2001 aircraft shootdown over the Black Sea

Siberia Airlines Flight 1812 was a commercial flight shot down by the Ukrainian Air Force over the Black Sea on 4 October 2001, en route from Tel Aviv, Israel, to Novosibirsk, Russia. The aircraft, a Soviet-made Tupolev Tu-154, carried 66 passengers and 12 crew members. There were no survivors. The crash site is about 190 km west-southwest of the Black Sea resort of Sochi, 140 km north of the Turkish coastal town of Fatsa and 350 km south-southeast of Feodosiya in Crimea. The crash was caused by a missile launched during joint Ukrainian-Russian military air-defence exercises at the Russian-controlled training ground of the 31st Russian Black Sea Fleet Research center on Cape Opuk near the city of Kerch in Crimea. Ukraine eventually admitted that it might have caused the crash, probably by an errant S-200 missile fired by its armed forces. Ukraine paid $15 million hryvnia to surviving family members of the 78 victims (US$200,000 per victim).

== History ==
Flight 1812 departed Tel Aviv with a destination of Novosibirsk. It proceeded at an altitude of 36,000 ft over the Black Sea when the Russian ground control center in Sochi suddenly lost contact with the airliner. Soon afterward, the pilot of an Armenian plane crossing the sea nearby reported seeing the Russian plane explode before it crashed into the sea at about 13:45 Moscow time (09:45 GMT). Most of the passengers were Israelis visiting their relatives in Russia. No one on board survived.
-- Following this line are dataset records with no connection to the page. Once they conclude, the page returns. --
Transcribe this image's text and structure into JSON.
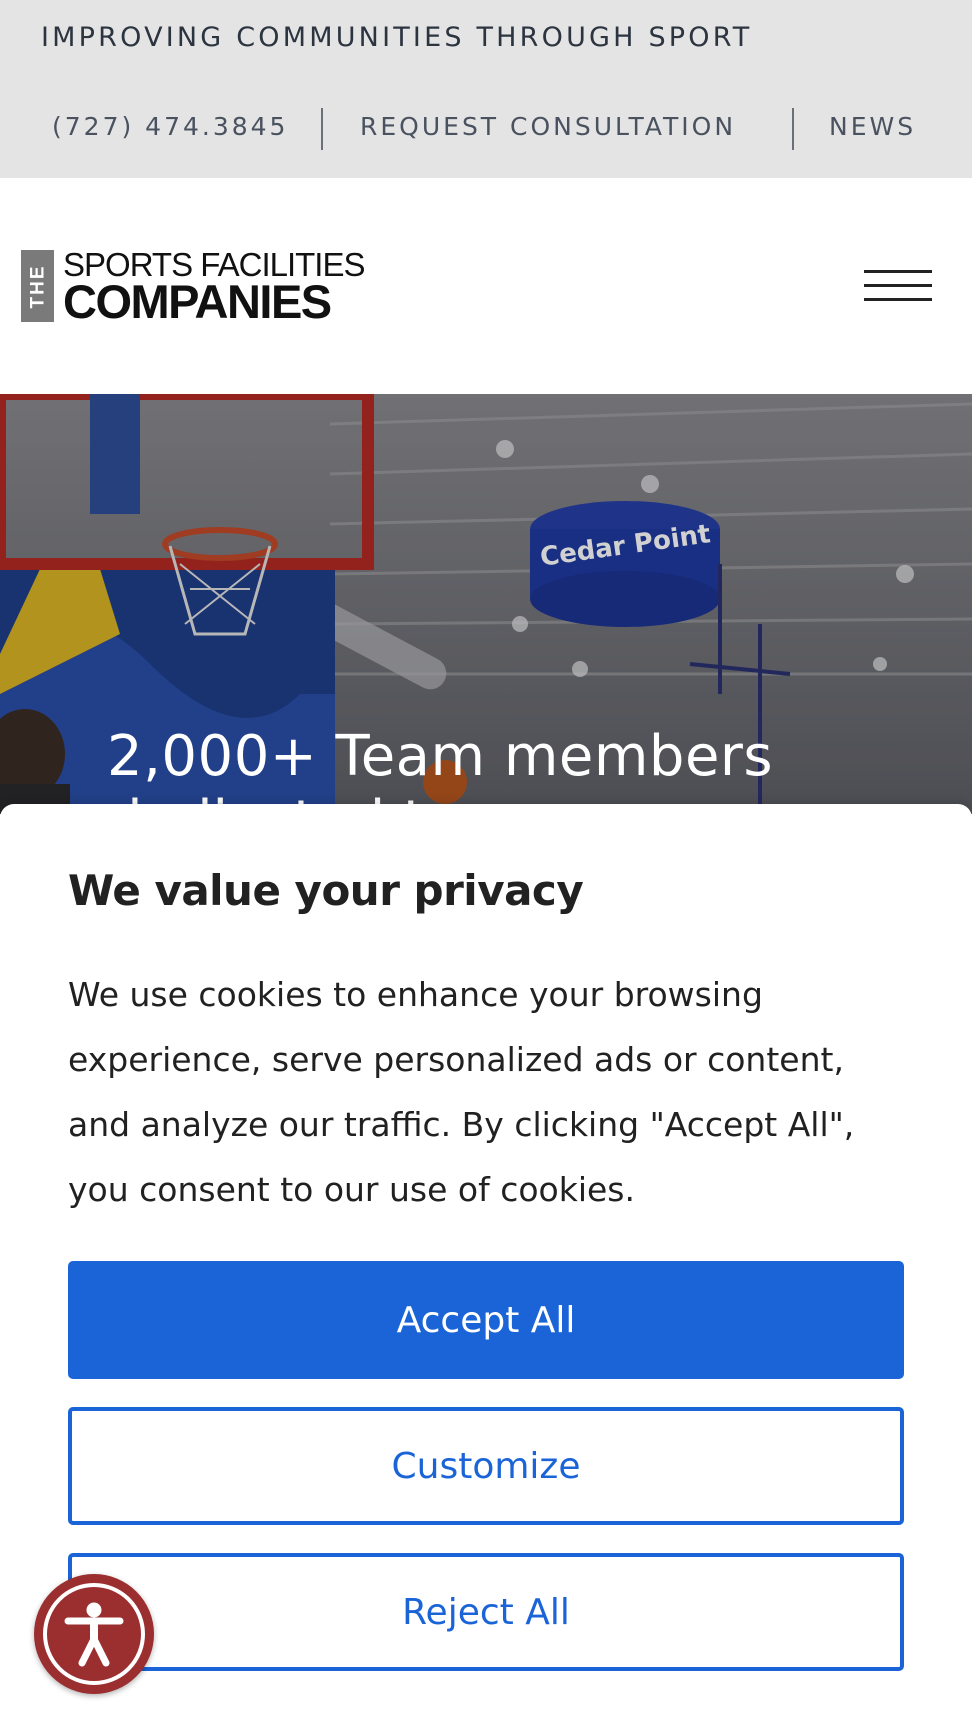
{
  "topbar": {
    "tagline": "IMPROVING COMMUNITIES THROUGH SPORT",
    "phone": "(727) 474.3845",
    "consultation": "REQUEST CONSULTATION",
    "news": "NEWS"
  },
  "logo": {
    "the": "THE",
    "line1": "SPORTS FACILITIES",
    "line2": "COMPANIES"
  },
  "hero": {
    "banner_text": "Cedar Point",
    "headline_line1": "2,000+ Team members",
    "headline_line2": "dedicated to"
  },
  "consent": {
    "title": "We value your privacy",
    "body": "We use cookies to enhance your browsing experience, serve personalized ads or content, and analyze our traffic. By clicking \"Accept All\", you consent to our use of cookies.",
    "accept_label": "Accept All",
    "customize_label": "Customize",
    "reject_label": "Reject All"
  },
  "colors": {
    "accent": "#1a64d8",
    "topbar_bg": "#e4e4e4",
    "a11y_bg": "#9b2e2e"
  },
  "icons": {
    "menu": "hamburger-icon",
    "accessibility": "accessibility-person-icon"
  }
}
A national day of mourning was instituted in Israel with a moment of silence, flags at half-mast and schools teaching special lessons on the tragedy. A monument to the victims was built in the Ben Shemen moshav.

Occurring less than a month after the September 11 attacks in the United States, the crash was initially suspected by Russian officials to be an act of terrorism, and they denied American reports that it was caused by an S-200 missile.
Later, the Moscow-based Interstate Aviation Committee ruled that the crash was caused by an accidental Ukrainian S-200 missile strike during military training exercises staged off Cape Opuk in Crimea.

Initial private assessments by American military officials determined that the crash was caused by an S-200 missile that had overshot its target drone—which had been destroyed successfully by an S-300 fired at the same time—and instead of self-destructing, locked on the passenger plane about 250 km further away and detonated 15 m over the plane.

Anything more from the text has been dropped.